Fornire spiegazioni ulteriori per la loro rinuncia, mai come in questa estate, sembrava superfluo, eppure sia Belinelli che Datome hanno formalmente comunicato  (il primo con una nota ufficiale della Federazione, il secondo con un post Instagram) e motivato la loro decisione. "Non sarò in Nazionale questa estate, la stagione a livello fisico è stata molto impegnativa. Ho diversi problemi, in particolare agli adduttori. Devo fermarmi per un periodo, devo riprendere un lavoro mirato in estate, per essere pronto al 100% a settembre”, le parole della guardia campione NBA con gli Spurs. "Purtroppo non sarò al Preolimpico. Dire di no per la prima volta dopo 19 estati in Azzurro, proprio quando ci giochiamo un pass per le Olimpiadi dispiace anche più del normale, ma l'appuntamento arriva in un momento in cui non posso più spingere il corpo così oltre. Faccio un in bocca al lupo ai ragazzi e a Meo per questo cammino che spero sarà luminoso e farò il tifo da casa per la (mia) Italia. Forza, prendiamoci questa Olimpiade!" le parole di Datome arrivate pochi giorni dopo.

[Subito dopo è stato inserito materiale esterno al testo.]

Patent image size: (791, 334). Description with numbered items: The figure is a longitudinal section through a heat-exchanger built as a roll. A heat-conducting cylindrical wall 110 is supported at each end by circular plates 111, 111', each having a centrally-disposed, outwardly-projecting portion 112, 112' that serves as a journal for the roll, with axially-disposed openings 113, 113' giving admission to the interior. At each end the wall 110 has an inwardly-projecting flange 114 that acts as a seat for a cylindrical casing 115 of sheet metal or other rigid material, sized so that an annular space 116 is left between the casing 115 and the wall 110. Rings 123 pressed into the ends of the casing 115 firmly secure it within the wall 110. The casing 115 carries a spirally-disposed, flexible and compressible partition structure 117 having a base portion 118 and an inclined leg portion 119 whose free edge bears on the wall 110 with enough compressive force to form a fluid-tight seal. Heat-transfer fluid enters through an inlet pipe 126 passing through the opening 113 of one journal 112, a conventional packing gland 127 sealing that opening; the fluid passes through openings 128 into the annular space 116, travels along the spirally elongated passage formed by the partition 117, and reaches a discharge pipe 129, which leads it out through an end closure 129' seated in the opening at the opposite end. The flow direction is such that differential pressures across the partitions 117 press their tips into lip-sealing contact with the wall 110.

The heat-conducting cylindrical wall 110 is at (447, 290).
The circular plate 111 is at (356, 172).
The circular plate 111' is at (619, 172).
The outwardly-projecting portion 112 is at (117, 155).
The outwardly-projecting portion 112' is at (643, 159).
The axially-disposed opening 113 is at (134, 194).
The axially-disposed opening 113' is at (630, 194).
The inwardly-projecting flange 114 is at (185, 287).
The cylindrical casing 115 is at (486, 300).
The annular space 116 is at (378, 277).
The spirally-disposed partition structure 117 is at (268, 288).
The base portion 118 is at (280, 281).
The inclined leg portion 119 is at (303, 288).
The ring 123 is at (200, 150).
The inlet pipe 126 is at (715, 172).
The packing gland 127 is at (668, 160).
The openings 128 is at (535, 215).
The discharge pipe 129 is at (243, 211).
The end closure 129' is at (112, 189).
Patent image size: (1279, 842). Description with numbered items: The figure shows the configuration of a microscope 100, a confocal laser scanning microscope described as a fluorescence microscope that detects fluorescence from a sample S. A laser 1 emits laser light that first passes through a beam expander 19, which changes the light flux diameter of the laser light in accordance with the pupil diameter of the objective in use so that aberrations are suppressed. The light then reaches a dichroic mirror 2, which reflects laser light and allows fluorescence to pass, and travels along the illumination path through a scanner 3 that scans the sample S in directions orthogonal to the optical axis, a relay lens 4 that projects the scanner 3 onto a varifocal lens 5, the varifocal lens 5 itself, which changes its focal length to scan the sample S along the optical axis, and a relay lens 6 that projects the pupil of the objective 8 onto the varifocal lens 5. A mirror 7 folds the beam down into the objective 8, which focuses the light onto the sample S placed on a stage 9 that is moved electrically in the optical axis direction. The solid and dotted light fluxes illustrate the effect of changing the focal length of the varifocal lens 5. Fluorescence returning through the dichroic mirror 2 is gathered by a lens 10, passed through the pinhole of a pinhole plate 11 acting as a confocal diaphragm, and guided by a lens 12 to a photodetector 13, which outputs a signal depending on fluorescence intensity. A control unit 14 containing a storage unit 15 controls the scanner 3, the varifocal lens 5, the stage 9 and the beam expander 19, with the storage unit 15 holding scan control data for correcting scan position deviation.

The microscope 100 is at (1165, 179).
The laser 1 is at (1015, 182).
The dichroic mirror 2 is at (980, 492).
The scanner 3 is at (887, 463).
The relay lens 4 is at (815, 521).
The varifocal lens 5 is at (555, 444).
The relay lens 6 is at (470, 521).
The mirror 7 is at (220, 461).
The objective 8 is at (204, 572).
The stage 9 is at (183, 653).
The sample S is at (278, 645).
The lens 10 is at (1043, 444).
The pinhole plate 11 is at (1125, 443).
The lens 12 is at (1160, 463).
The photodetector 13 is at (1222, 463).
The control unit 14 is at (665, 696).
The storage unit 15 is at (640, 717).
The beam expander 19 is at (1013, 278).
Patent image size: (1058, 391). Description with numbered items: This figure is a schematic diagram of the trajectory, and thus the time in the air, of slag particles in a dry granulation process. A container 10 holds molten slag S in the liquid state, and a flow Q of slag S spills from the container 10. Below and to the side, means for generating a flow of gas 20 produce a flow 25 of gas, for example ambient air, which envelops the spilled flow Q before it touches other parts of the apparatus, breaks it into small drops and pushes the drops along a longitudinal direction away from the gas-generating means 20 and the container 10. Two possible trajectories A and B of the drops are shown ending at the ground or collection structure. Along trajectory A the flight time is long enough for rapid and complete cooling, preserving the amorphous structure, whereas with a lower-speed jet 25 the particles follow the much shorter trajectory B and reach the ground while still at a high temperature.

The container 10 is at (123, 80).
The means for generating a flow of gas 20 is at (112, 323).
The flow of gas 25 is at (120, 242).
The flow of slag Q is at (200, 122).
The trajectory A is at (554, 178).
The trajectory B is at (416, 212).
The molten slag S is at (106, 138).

Nulla che non meritasse, soprattutto dopo una stagione del genere, un caloroso ringraziamento o quantomeno la sapiente scelta di evitare ogni tipo di pubblica accusa. Per quello che è stato il rapporto dei due giocatori con la Nazionale e anche per l'onestà di mettersi da parte se fisicamente non in grado di fare la differenza come voluto. Niente di tutto ciò è arrivato, in realtà. Il Presidente della Federazione Gianni Petrucci ha affidato a La Gazzetta dello Sport la sua replica (che già di per sé fa riflettere visto che il rapporto con due veterani e senatori avrebbe imposto quantomeno un confronto privato e non la pubblica lapidazione), accusando nemmeno troppo velatamente i due giocatori e portando la discussione al parallelo sempre inopportuno col mondo del calcio:

"Guardate la Nazionale di calcio con quale trasporto gioca e canta l’inno di Mameli. Ha riportato entusiasmo tra gli italiani. E, guardando al passato, voglio ricordare l’esempio di Totti al Mondiale 2006 quando, infortunato, chiese al c.t. Lippi di portarlo comunque in Germania. Il suo gol all’Australia è stato determinante per diventare campioni del mondo e io, allora ero presidente del Coni e sono saltato in campo per abbracciare Francesco. Il basket italiano si riempie la bocca di NBA, di Eurolega e del campionato, ma non capisce che l’Olimpiade vale molto di più come immagine. E aggiungo che si diventa campioni solo inseguendo il sogno olimpico. Non entro nel merito delle motivazioni e non voglio accusare i due giocatori. Ho provato a convincerli, ma sono rimasti sulle loro posizioni. Però, mi chiedo come mai il riposo e gli interventi chirurgici vengono sempre programmati in coincidenza con le attività della Nazionale. Se Beli e Gigi avessero dovuto giocare la finale scudetto fino a gara-7 si sarebbero risparmiati?”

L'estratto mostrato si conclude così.